When the voter registration website collapsed under technical difficulties 100 minutes before the deadline to register for the Brexit referendum, tens of thousands of people lost the opportunity to register and subsequently became disenfranchised. At least, that’s what many fear. The technical failure was initially blamed on an unexpected spike in website activity, with more than 500,000 people attempting to register on the 7th June last year.
Now, reports have surfaced that claim the blunder wasn’t an accident. In fact, it was allegedly due to interference by foreign governments, notably Russia and China. A report by the Commons public administration and constitutional affairs committee (PACAC) said that both countries use cyber-attacks that are based on an understanding of how to exploit individuals. In actual words, their hackers could have known the easiest way to influence the referendum was to prevent people from registering.
It makes sense as a tactic, Brexit came as a shock even to Brexiteer’s (Breget should be re-named Brucked Everyone Over), even David Cameron (remember him?) didn’t think it would actually happen. With the majority of people assumed to be remain voters, and the final outcome percentage as close as 51.9 vs 48.1 you have to wonder, has something abit dodge has gone on here?
The method of the supposed cyber-attack was to use botnets (computers infected with malicious software) to overwhelm the site, which is known as a distributed denial of service attack (DDOS).

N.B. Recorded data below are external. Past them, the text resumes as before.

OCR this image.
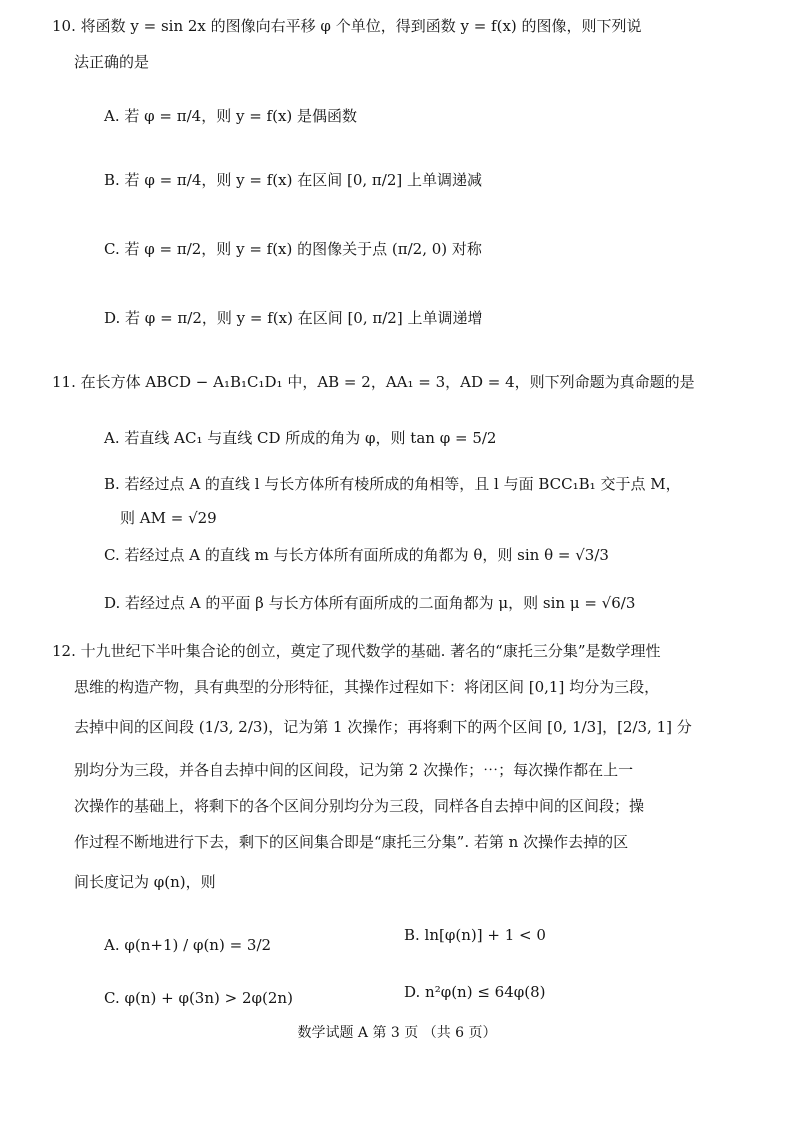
10. 将函数 y = sin 2x 的图像向右平移 φ 个单位，得到函数 y = f(x) 的图像，则下列说
法正确的是
A. 若 φ = π/4，则 y = f(x) 是偶函数
B. 若 φ = π/4，则 y = f(x) 在区间 [0, π/2] 上单调递减
C. 若 φ = π/2，则 y = f(x) 的图像关于点 (π/2, 0) 对称
D. 若 φ = π/2，则 y = f(x) 在区间 [0, π/2] 上单调递增
11. 在长方体 ABCD − A₁B₁C₁D₁ 中，AB = 2，AA₁ = 3，AD = 4，则下列命题为真命题的是
A. 若直线 AC₁ 与直线 CD 所成的角为 φ，则 tan φ = 5/2
B. 若经过点 A 的直线 l 与长方体所有棱所成的角相等，且 l 与面 BCC₁B₁ 交于点 M，
则 AM = √29
C. 若经过点 A 的直线 m 与长方体所有面所成的角都为 θ，则 sin θ = √3/3
D. 若经过点 A 的平面 β 与长方体所有面所成的二面角都为 μ，则 sin μ = √6/3
12. 十九世纪下半叶集合论的创立，奠定了现代数学的基础. 著名的“康托三分集”是数学理性
思维的构造产物，具有典型的分形特征，其操作过程如下：将闭区间 [0,1] 均分为三段，
去掉中间的区间段 (1/3, 2/3)，记为第 1 次操作；再将剩下的两个区间 [0, 1/3]，[2/3, 1] 分
别均分为三段，并各自去掉中间的区间段，记为第 2 次操作；⋯；每次操作都在上一
次操作的基础上，将剩下的各个区间分别均分为三段，同样各自去掉中间的区间段；操
作过程不断地进行下去，剩下的区间集合即是“康托三分集”. 若第 n 次操作去掉的区
间长度记为 φ(n)，则
A. φ(n+1) / φ(n) = 3/2
B. ln[φ(n)] + 1 < 0
C. φ(n) + φ(3n) > 2φ(2n)	D. n²φ(n) ≤ 64φ(8)
数学试题 A 第 3 页 （共 6 页）
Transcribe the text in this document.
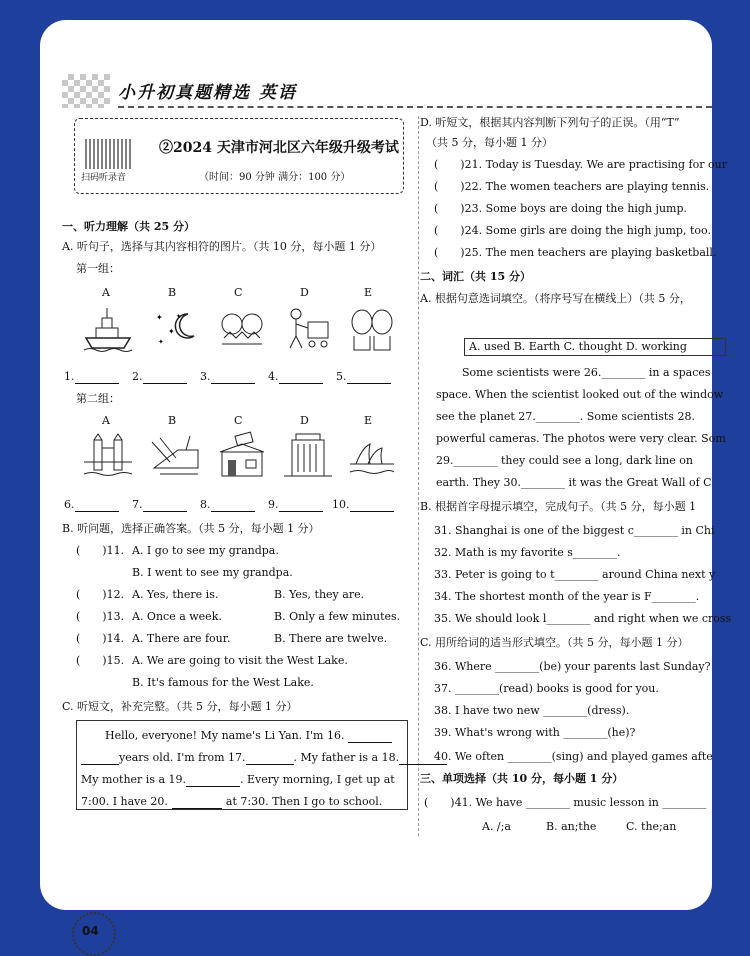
小升初真题精选 英语
扫码听录音
②2024 天津市河北区六年级升级考试
（时间：90 分钟 满分：100 分）
一、听力理解（共 25 分）
A. 听句子，选择与其内容相符的图片。（共 10 分，每小题 1 分）
第一组：
A	B	C	D	E
✦
✦
✦
✦
1.	2.	3.	4.	5.
第二组：
A	B	C	D	E
6.	7.	8.	9.	10.
B. 听问题，选择正确答案。（共 5 分，每小题 1 分）
(　　)11. A. I go to see my grandpa.
B. I went to see my grandpa.
(　　)12. A. Yes, there is.	B. Yes, they are.
(　　)13. A. Once a week.	B. Only a few minutes.
(　　)14. A. There are four.	B. There are twelve.
(　　)15. A. We are going to visit the West Lake.
B. It's famous for the West Lake.
C. 听短文，补充完整。（共 5 分，每小题 1 分）
Hello, everyone! My name's Li Yan. I'm 16.
years old. I'm from 17.	. My father is a 18.
My mother is a 19.	. Every morning, I get up at
7:00. I have 20.	at 7:30. Then I go to school.
04
D. 听短文，根据其内容判断下列句子的正误。（用“T”
（共 5 分，每小题 1 分）
(　　)21. Today is Tuesday. We are practising for our
(　　)22. The women teachers are playing tennis.
(　　)23. Some boys are doing the high jump.
(　　)24. Some girls are doing the high jump, too.
(　　)25. The men teachers are playing basketball.
二、词汇（共 15 分）
A. 根据句意选词填空。（将序号写在横线上）（共 5 分，
A. used B. Earth C. thought D. working
Some scientists were 26.________ in a spaces
space. When the scientist looked out of the window
see the planet 27.________. Some scientists 28.
powerful cameras. The photos were very clear. Som
29.________ they could see a long, dark line on
earth. They 30.________ it was the Great Wall of C
B. 根据首字母提示填空，完成句子。（共 5 分，每小题 1
31. Shanghai is one of the biggest c________ in Chi
32. Math is my favorite s________.
33. Peter is going to t________ around China next y
34. The shortest month of the year is F________.
35. We should look l________ and right when we cross
C. 用所给词的适当形式填空。（共 5 分，每小题 1 分）
36. Where ________(be) your parents last Sunday?
37. ________(read) books is good for you.
38. I have two new ________(dress).
39. What's wrong with ________(he)?
40. We often ________(sing) and played games afte
三、单项选择（共 10 分，每小题 1 分）
(　　)41. We have ________ music lesson in ________
A. /;a	B. an;the	C. the;an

'The crash had indications of being a DDOS ‘attack’. We understand that this is very common and easy to do with botnets... The key indicants are timing and relative volume rate,' the committee’s report said.
The report also noted that the US and UK understanding of cyber is technical, as oppose to the mass psychological approach that Russia and China take.
'The implications of this different understanding of cyber-attack, as purely technical or as reaching beyond the digital to influence public opinion, for the interference in elections and referendums are clear.
'PACAC is deeply concerned about these allegations about foreign interference,' the report concluded.
These fears come in the wake of US investigations into Russian hacking of the presidential election, and reports of similar alleged attacks in the French election last month.
Can we just assume Brexit was all a big accident and forget it ever happened now? You know, just brush it under the carpet as us Brit’s do so well and pretend we’ve never even heard such a ludicrous suggestion. Come on May, it’ll be yesterday’s news before you know it.